In message <
l09qngtdcloijqebh...@4ax.com>, at 12:43:55 on Sat, 30 Oct 2021, Mark Goodge <use...@listmail.good-
stuff.co.uk> remarked:
>On Sat, 30 Oct 2021 07:31:45 +0100, Roland Perry <
rol...@perry.co.uk>
>wrote:
>
>>I understand the original url I was asking about isn't available to Martin any
>>more, so I'll repost it; asking Martin how his reader renders one of mine that's
>>more than 72 chars long, but also has hyphens in:
>>
>> "Does this one get split (and if so, at 45 or at 72 chars) or are all
>> 75 in line:"
>>
>><
https://www.realtimetrains.co.uk/service/gb-nr:L22178/2021-10-23/detailed>
>>
>>Given the number of complaints about split urls (hidden words... "being
>>truncated when extracted"), I think it's important to understand which get split
>>and why, and where. Only then can I try to prevent it, where possible.
>
>Your news client hard-wraps lines even if they contain no spaces, which
>means it will break a long URL. It will try to break a long line on a
>hyphen if possible, but if not it will just hard-wrap at precisely your
>line length. So your news client will transmit this:
>
>foobazbarfoobazbarfoobazbarfoobazbarfoobazbarfoobazbarfoobazbarfoobazbarfoobazbarfoobazbarfoobazbarfoobazbar
>
>as this
>
>foobazbarfoobazbarfoobazbarfoobazbarfoobazbarfoobazbarfoobazbarfoobazbarfo
>obazbarfoobazbarfoobazbarfoobazbar
Can we just check that? I'll leave off the <> wrappers, although in practice
I would always add them.
foobazbarfoobazbarfoobazbarfoobazbarfoobazbarfoobazbarfoobazbarfoobazbarfoobazbarfoobazbarfoobazbarfoobazbar
>but will transmit this
>
>foobazbar-foobazbar-foobazbar-foobazbar-foobazbar-foobazbar-foobazbar-foobazbar-foobazbar-foobazbar-foobazbar-foobazbar
>
>as this
>
>foobazbar-foobazbar-foobazbar-foobazbar-foobazbar-foobazbar-foobazbar-
>foobazbar-foobazbar-foobazbar-foobazbar-foobazbar
Let's check that too (as above, willing to be proven wrong - this is a learning experience!):
foobazbar-foobazbar-foobazbar-foobazbar-foobazbar-foobazbar-foobazbar-foobazbar-foobazbar-foobazbar-foobazbar-foobazbar
>The preferred solutions to that, these days, are either not to hard-wrap
>long lines, or to soft-wrap instead so that they can easily be
>reassembled by a recipient news client which understands format=flowed.

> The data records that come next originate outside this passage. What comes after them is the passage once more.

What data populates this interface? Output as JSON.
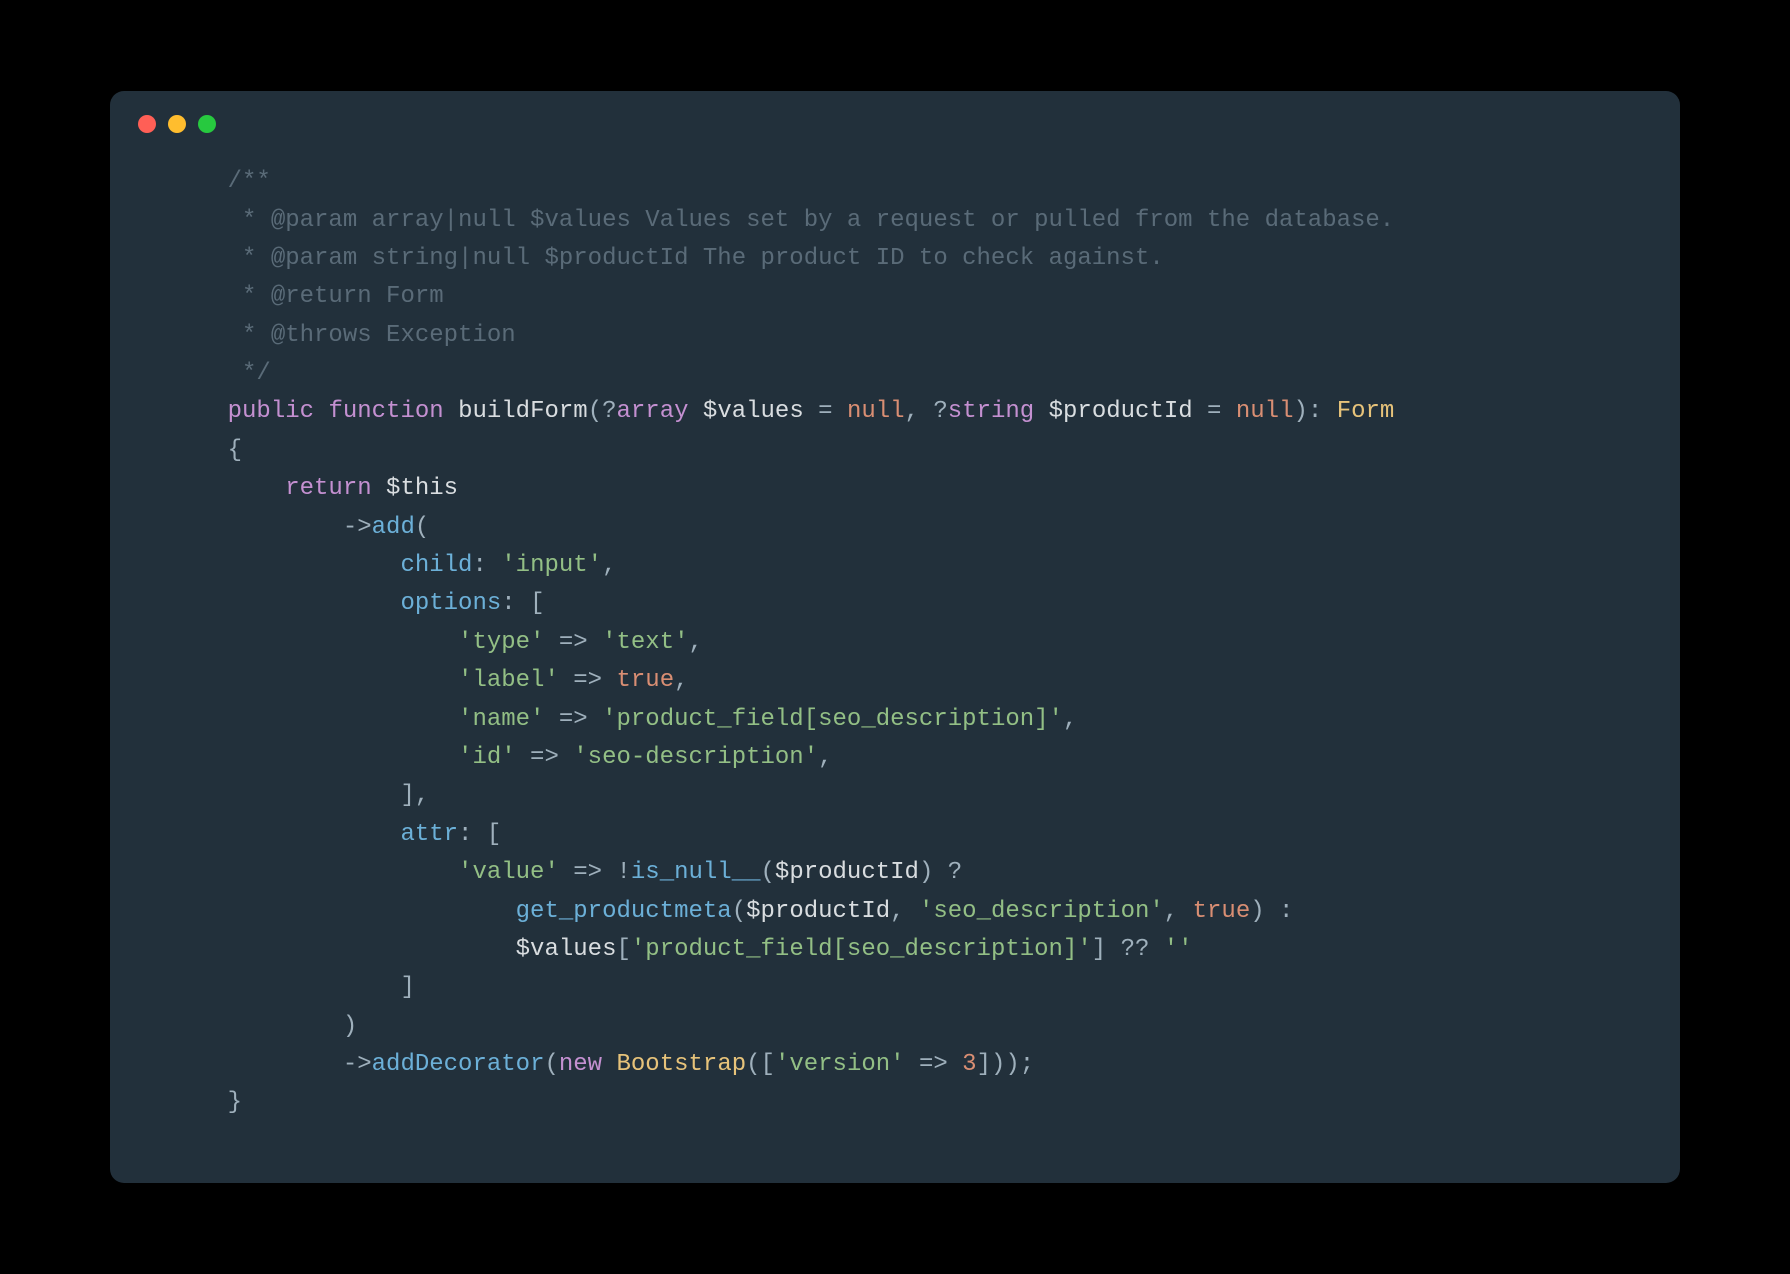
{
  "titlebar": {
    "close": "close",
    "minimize": "minimize",
    "zoom": "zoom"
  },
  "code": {
    "lines": [
      {
        "indent": 1,
        "tokens": [
          {
            "t": "comment",
            "v": "/**"
          }
        ]
      },
      {
        "indent": 1,
        "tokens": [
          {
            "t": "comment",
            "v": " * @param array|null $values Values set by a request or pulled from the database."
          }
        ]
      },
      {
        "indent": 1,
        "tokens": [
          {
            "t": "comment",
            "v": " * @param string|null $productId The product ID to check against."
          }
        ]
      },
      {
        "indent": 1,
        "tokens": [
          {
            "t": "comment",
            "v": " * @return Form"
          }
        ]
      },
      {
        "indent": 1,
        "tokens": [
          {
            "t": "comment",
            "v": " * @throws Exception"
          }
        ]
      },
      {
        "indent": 1,
        "tokens": [
          {
            "t": "comment",
            "v": " */"
          }
        ]
      },
      {
        "indent": 1,
        "tokens": [
          {
            "t": "keyword",
            "v": "public"
          },
          {
            "t": "punct",
            "v": " "
          },
          {
            "t": "keyword",
            "v": "function"
          },
          {
            "t": "punct",
            "v": " "
          },
          {
            "t": "func",
            "v": "buildForm"
          },
          {
            "t": "punct",
            "v": "("
          },
          {
            "t": "punct",
            "v": "?"
          },
          {
            "t": "type",
            "v": "array"
          },
          {
            "t": "punct",
            "v": " "
          },
          {
            "t": "dollar",
            "v": "$values"
          },
          {
            "t": "punct",
            "v": " = "
          },
          {
            "t": "bool",
            "v": "null"
          },
          {
            "t": "punct",
            "v": ", "
          },
          {
            "t": "punct",
            "v": "?"
          },
          {
            "t": "type",
            "v": "string"
          },
          {
            "t": "punct",
            "v": " "
          },
          {
            "t": "dollar",
            "v": "$productId"
          },
          {
            "t": "punct",
            "v": " = "
          },
          {
            "t": "bool",
            "v": "null"
          },
          {
            "t": "punct",
            "v": "): "
          },
          {
            "t": "class",
            "v": "Form"
          }
        ]
      },
      {
        "indent": 1,
        "tokens": [
          {
            "t": "punct",
            "v": "{"
          }
        ]
      },
      {
        "indent": 2,
        "tokens": [
          {
            "t": "keyword",
            "v": "return"
          },
          {
            "t": "punct",
            "v": " "
          },
          {
            "t": "dollar",
            "v": "$this"
          }
        ]
      },
      {
        "indent": 3,
        "tokens": [
          {
            "t": "punct",
            "v": "->"
          },
          {
            "t": "call",
            "v": "add"
          },
          {
            "t": "punct",
            "v": "("
          }
        ]
      },
      {
        "indent": 4,
        "tokens": [
          {
            "t": "name",
            "v": "child"
          },
          {
            "t": "punct",
            "v": ": "
          },
          {
            "t": "string",
            "v": "'input'"
          },
          {
            "t": "punct",
            "v": ","
          }
        ]
      },
      {
        "indent": 4,
        "tokens": [
          {
            "t": "name",
            "v": "options"
          },
          {
            "t": "punct",
            "v": ": ["
          }
        ]
      },
      {
        "indent": 5,
        "tokens": [
          {
            "t": "string",
            "v": "'type'"
          },
          {
            "t": "punct",
            "v": " => "
          },
          {
            "t": "string",
            "v": "'text'"
          },
          {
            "t": "punct",
            "v": ","
          }
        ]
      },
      {
        "indent": 5,
        "tokens": [
          {
            "t": "string",
            "v": "'label'"
          },
          {
            "t": "punct",
            "v": " => "
          },
          {
            "t": "bool",
            "v": "true"
          },
          {
            "t": "punct",
            "v": ","
          }
        ]
      },
      {
        "indent": 5,
        "tokens": [
          {
            "t": "string",
            "v": "'name'"
          },
          {
            "t": "punct",
            "v": " => "
          },
          {
            "t": "string",
            "v": "'product_field[seo_description]'"
          },
          {
            "t": "punct",
            "v": ","
          }
        ]
      },
      {
        "indent": 5,
        "tokens": [
          {
            "t": "string",
            "v": "'id'"
          },
          {
            "t": "punct",
            "v": " => "
          },
          {
            "t": "string",
            "v": "'seo-description'"
          },
          {
            "t": "punct",
            "v": ","
          }
        ]
      },
      {
        "indent": 4,
        "tokens": [
          {
            "t": "punct",
            "v": "],"
          }
        ]
      },
      {
        "indent": 4,
        "tokens": [
          {
            "t": "name",
            "v": "attr"
          },
          {
            "t": "punct",
            "v": ": ["
          }
        ]
      },
      {
        "indent": 5,
        "tokens": [
          {
            "t": "string",
            "v": "'value'"
          },
          {
            "t": "punct",
            "v": " => !"
          },
          {
            "t": "call",
            "v": "is_null__"
          },
          {
            "t": "punct",
            "v": "("
          },
          {
            "t": "dollar",
            "v": "$productId"
          },
          {
            "t": "punct",
            "v": ") ?"
          }
        ]
      },
      {
        "indent": 6,
        "tokens": [
          {
            "t": "call",
            "v": "get_productmeta"
          },
          {
            "t": "punct",
            "v": "("
          },
          {
            "t": "dollar",
            "v": "$productId"
          },
          {
            "t": "punct",
            "v": ", "
          },
          {
            "t": "string",
            "v": "'seo_description'"
          },
          {
            "t": "punct",
            "v": ", "
          },
          {
            "t": "bool",
            "v": "true"
          },
          {
            "t": "punct",
            "v": ") :"
          }
        ]
      },
      {
        "indent": 6,
        "tokens": [
          {
            "t": "dollar",
            "v": "$values"
          },
          {
            "t": "punct",
            "v": "["
          },
          {
            "t": "string",
            "v": "'product_field[seo_description]'"
          },
          {
            "t": "punct",
            "v": "] ?? "
          },
          {
            "t": "string",
            "v": "''"
          }
        ]
      },
      {
        "indent": 4,
        "tokens": [
          {
            "t": "punct",
            "v": "]"
          }
        ]
      },
      {
        "indent": 3,
        "tokens": [
          {
            "t": "punct",
            "v": ")"
          }
        ]
      },
      {
        "indent": 3,
        "tokens": [
          {
            "t": "punct",
            "v": "->"
          },
          {
            "t": "call",
            "v": "addDecorator"
          },
          {
            "t": "punct",
            "v": "("
          },
          {
            "t": "keyword",
            "v": "new"
          },
          {
            "t": "punct",
            "v": " "
          },
          {
            "t": "class",
            "v": "Bootstrap"
          },
          {
            "t": "punct",
            "v": "(["
          },
          {
            "t": "string",
            "v": "'version'"
          },
          {
            "t": "punct",
            "v": " => "
          },
          {
            "t": "num",
            "v": "3"
          },
          {
            "t": "punct",
            "v": "]));"
          }
        ]
      },
      {
        "indent": 1,
        "tokens": [
          {
            "t": "punct",
            "v": "}"
          }
        ]
      }
    ]
  }
}
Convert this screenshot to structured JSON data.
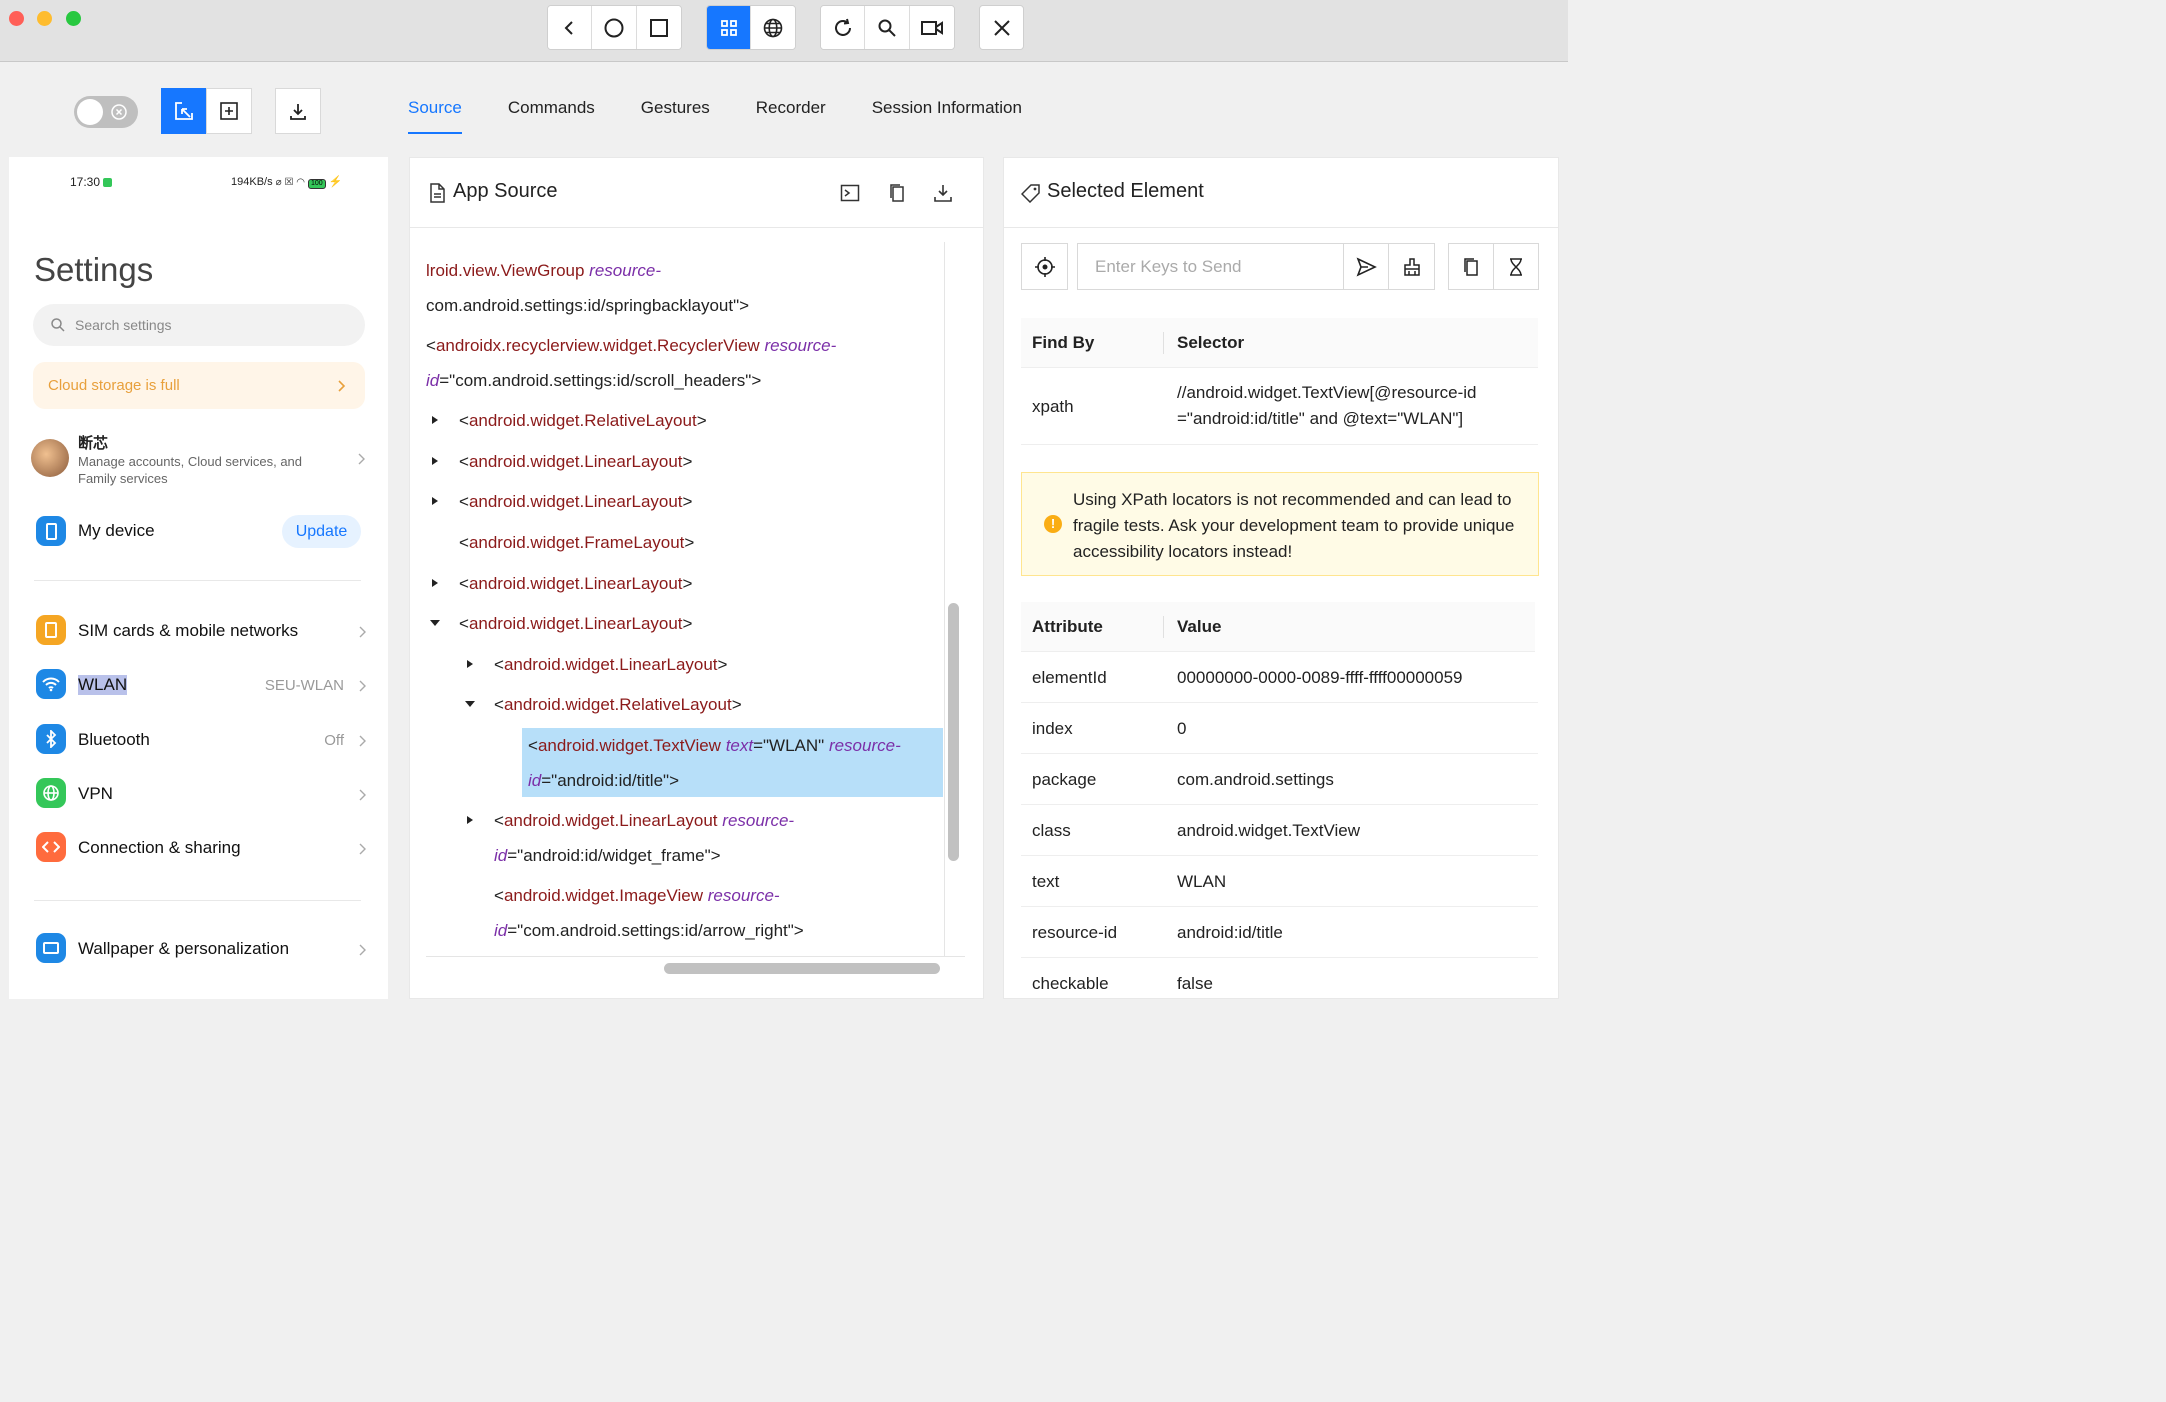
{
  "window": {
    "toolbar": {
      "nav": [
        "back-icon",
        "home-icon",
        "recent-apps-icon"
      ],
      "view": [
        "grid-icon",
        "globe-icon"
      ],
      "actions": [
        "refresh-icon",
        "search-icon",
        "video-icon"
      ],
      "close": "close-icon",
      "accent": "#1677ff"
    }
  },
  "controls": {
    "toggle_state": "off",
    "mode_buttons": [
      "select-element-icon",
      "add-region-icon"
    ],
    "download": "download-icon"
  },
  "tabs": [
    {
      "label": "Source",
      "active": true
    },
    {
      "label": "Commands"
    },
    {
      "label": "Gestures"
    },
    {
      "label": "Recorder"
    },
    {
      "label": "Session Information"
    }
  ],
  "phone": {
    "status": {
      "time": "17:30",
      "right": "194KB/s",
      "battery": "100"
    },
    "title": "Settings",
    "search_placeholder": "Search settings",
    "cloud_banner": "Cloud storage is full",
    "account": {
      "name": "断芯",
      "sub": "Manage accounts, Cloud services, and Family services"
    },
    "my_device": {
      "label": "My device",
      "button": "Update"
    },
    "items": [
      {
        "label": "SIM cards & mobile networks",
        "value": "",
        "color": "#f5a623"
      },
      {
        "label": "WLAN",
        "value": "SEU-WLAN",
        "color": "#1e88e5"
      },
      {
        "label": "Bluetooth",
        "value": "Off",
        "color": "#1e88e5"
      },
      {
        "label": "VPN",
        "value": "",
        "color": "#34c759"
      },
      {
        "label": "Connection & sharing",
        "value": "",
        "color": "#ff6b3d"
      },
      {
        "label": "Wallpaper & personalization",
        "value": "",
        "color": "#1e88e5"
      }
    ]
  },
  "source": {
    "title": "App Source",
    "lines": [
      {
        "pre": "",
        "tag": "lroid.view.ViewGroup",
        "attrs": [
          {
            "name": "resource-",
            "value": ""
          }
        ],
        "close": ""
      },
      {
        "pre": "",
        "tag": "",
        "attrs": [],
        "plain": "com.android.settings:id/springbacklayout\">"
      },
      {
        "pre": "<",
        "tag": "androidx.recyclerview.widget.RecyclerView",
        "attrs": [
          {
            "name": "resource-",
            "value": ""
          }
        ],
        "close": ""
      },
      {
        "pre": "",
        "tag": "",
        "attrs": [
          {
            "name": "id",
            "value": "=\"com.android.settings:id/scroll_headers\">"
          }
        ],
        "close": ""
      },
      {
        "pre": "<",
        "tag": "android.widget.RelativeLayout",
        "attrs": [],
        "close": ">"
      },
      {
        "pre": "<",
        "tag": "android.widget.LinearLayout",
        "attrs": [],
        "close": ">"
      },
      {
        "pre": "<",
        "tag": "android.widget.LinearLayout",
        "attrs": [],
        "close": ">"
      },
      {
        "pre": "<",
        "tag": "android.widget.FrameLayout",
        "attrs": [],
        "close": ">"
      },
      {
        "pre": "<",
        "tag": "android.widget.LinearLayout",
        "attrs": [],
        "close": ">"
      },
      {
        "pre": "<",
        "tag": "android.widget.LinearLayout",
        "attrs": [],
        "close": ">"
      },
      {
        "pre": "<",
        "tag": "android.widget.LinearLayout",
        "attrs": [],
        "close": ">"
      },
      {
        "pre": "<",
        "tag": "android.widget.RelativeLayout",
        "attrs": [],
        "close": ">"
      },
      {
        "pre": "<",
        "tag": "android.widget.TextView",
        "attrs": [
          {
            "name": "text",
            "value": "=\"WLAN\" "
          },
          {
            "name": "resource-",
            "value": ""
          }
        ],
        "close": ""
      },
      {
        "pre": "",
        "tag": "",
        "attrs": [
          {
            "name": "id",
            "value": "=\"android:id/title\">"
          }
        ],
        "close": ""
      },
      {
        "pre": "<",
        "tag": "android.widget.LinearLayout",
        "attrs": [
          {
            "name": "resource-",
            "value": ""
          }
        ],
        "close": ""
      },
      {
        "pre": "",
        "tag": "",
        "attrs": [
          {
            "name": "id",
            "value": "=\"android:id/widget_frame\">"
          }
        ],
        "close": ""
      },
      {
        "pre": "<",
        "tag": "android.widget.ImageView",
        "attrs": [
          {
            "name": "resource-",
            "value": ""
          }
        ],
        "close": ""
      },
      {
        "pre": "",
        "tag": "",
        "attrs": [
          {
            "name": "id",
            "value": "=\"com.android.settings:id/arrow_right\">"
          }
        ],
        "close": ""
      }
    ]
  },
  "selected": {
    "title": "Selected Element",
    "input_placeholder": "Enter Keys to Send",
    "find_by_header": "Find By",
    "selector_header": "Selector",
    "find_by": "xpath",
    "selector_line1": "//android.widget.TextView[@resource-id",
    "selector_line2": "=\"android:id/title\" and @text=\"WLAN\"]",
    "warning": "Using XPath locators is not recommended and can lead to fragile tests. Ask your development team to provide unique accessibility locators instead!",
    "attr_header": "Attribute",
    "value_header": "Value",
    "attributes": [
      {
        "name": "elementId",
        "value": "00000000-0000-0089-ffff-ffff00000059"
      },
      {
        "name": "index",
        "value": "0"
      },
      {
        "name": "package",
        "value": "com.android.settings"
      },
      {
        "name": "class",
        "value": "android.widget.TextView"
      },
      {
        "name": "text",
        "value": "WLAN"
      },
      {
        "name": "resource-id",
        "value": "android:id/title"
      },
      {
        "name": "checkable",
        "value": "false"
      }
    ]
  }
}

>Agent uses the former, Thunderbird the latter, I'm not sure offhand what
>other news clients do without checking them.
>
>Back in the days when Usenet was mostly read on fixed-width terminal
>windows, though, neither of those options was practical. If you didn't
>wrap a line at all, then part of it would be invisible on a fixed-width
>terminal. And soft-wrapping wasn't formalised until 2004, so any
>software older than that won't support it. So a workaround, back then,
>specifically for URLs, was to enclose them within < and > delimiters.
It's still in the rfc.
>This doesn't prevent them being split in transmission, but it does give
>a visual signal of the extent of the URL - in particular, it indicates
>that the URL extends over multiple lines and therefore needs to be
>reassembled by the reader. Some news software will attempt to be clever
I think you mean "standards compliant".
>and automatically reassemble a split line within those delimiters,
>although that's not necessarily reliable.
>
>However, that's pretty much outdated now, given that almost everyone
>reads news on a GUI screen rather than a terminal window, and the
>software can either cope with long lines (Agent, for example, will
>visually wrap anything wider than the viewing window without actually
>breaking the underlying text) or understands format=flowed and therefore
>isn't bound by the line length settings on the sending client.
>
>One of the main reasons why the < > convention lingers, though, is the
>malign influence of Turnpike, which stubbornly persisted with pre-GUI
>conventions long after other news software had moved on and, despite
>being obsolete and no longer maintained, still has a dedicated, if
>dwindling, cohort of fans.
Perhaps you'd like to propose a new rfc?
--
Roland Perry